_danielpwils01 :
Well I just now noticed something as well. About a month ago my CPU (an i5-6600k) ran around 26c at idle in the BIOS (My CPU Cooler is the Hyper 212 EVO). I just went into my BIOS again and my CPU was sitting at around 43c. Woah. Im a little freaked out. Could dust alone have that big of an impact after just a month or two or could it be something else? Maybe I will just take a can of compressed air to the heatsink quickly and see if that makes any differences?
Yes, it absolutely could. If it accumulated a bunch of dust in that time it's certainly possible. However...
Measuring idle temps is a little tricky, particularly on Skylake and Kabylake CPUs. Windows is often doing things in the background causing little spikes in CPU load. Skylake (and Kabylake) CPUs temperature can change very quickly, so getting a real baseline idle measurement is a little luck of the draw. In any case, idle temps don't really matter much. You need to know whether your temps are under control at load.
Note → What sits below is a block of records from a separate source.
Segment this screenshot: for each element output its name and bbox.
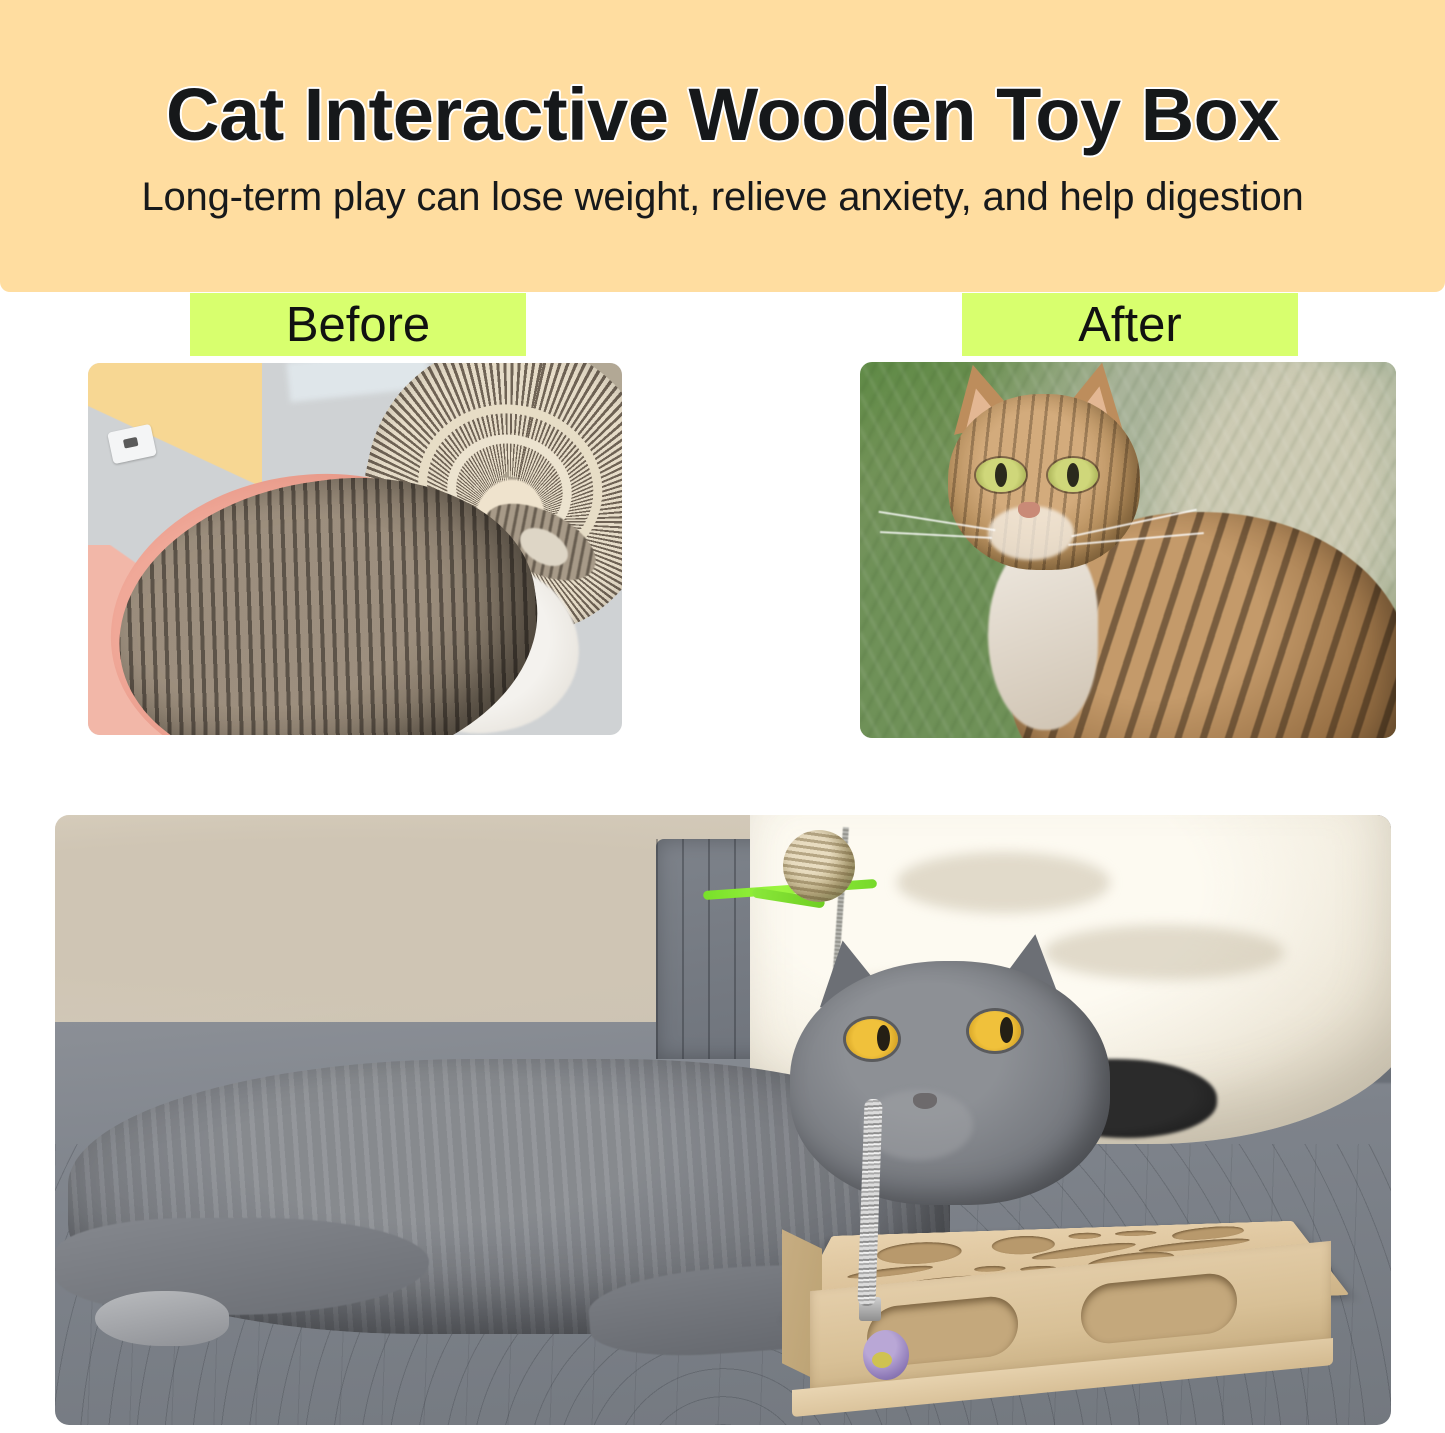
blanket-fold	[897, 852, 1111, 913]
toy-box-front-opening	[1081, 1271, 1237, 1346]
grey-cat-head	[790, 961, 1111, 1205]
after-cat-pupil-left	[995, 463, 1007, 487]
before-photo	[88, 363, 622, 735]
toy-box-hole	[1068, 1233, 1102, 1240]
grey-cat-paw	[95, 1291, 229, 1346]
before-label-text: Before	[286, 297, 430, 353]
main-product-photo	[55, 815, 1391, 1425]
grey-cat-pupil-left	[877, 1025, 890, 1051]
after-photo	[860, 362, 1396, 738]
product-infographic: Cat Interactive Wooden Toy Box Long-term…	[0, 0, 1445, 1433]
grey-cat-eye-right	[969, 1011, 1021, 1051]
page-title: Cat Interactive Wooden Toy Box	[166, 76, 1279, 154]
grey-cat-pupil-right	[1000, 1017, 1013, 1043]
toy-box-hole	[974, 1266, 1005, 1273]
after-cat-nose	[1018, 502, 1040, 518]
after-cat-pupil-right	[1067, 463, 1079, 487]
page-subtitle: Long-term play can lose weight, relieve …	[141, 175, 1303, 220]
grey-cat-nose	[913, 1093, 937, 1109]
header-banner: Cat Interactive Wooden Toy Box Long-term…	[0, 0, 1445, 292]
toy-box-hole	[873, 1241, 964, 1266]
after-label: After	[962, 293, 1298, 356]
grey-cat-eye-left	[846, 1019, 898, 1059]
after-label-text: After	[1078, 297, 1181, 353]
sisal-ball	[783, 830, 855, 902]
blanket-fold	[1044, 925, 1284, 980]
before-label: Before	[190, 293, 526, 356]
toy-box-hole	[1115, 1230, 1158, 1237]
That's when you need to worry.
It's a good idea to get a can of compressed air and clean it out. You can use it multiple times, and you can see how much dust comes out of your system when you clean it. Over time you can get a sense of how quickly your particular computer needs to be cleaned out. Having said that, if the load CPU and GPU temps are fine, and you can't physically see large amounts of dust around the PSU and VRMs on the motherboard, then there's no problem.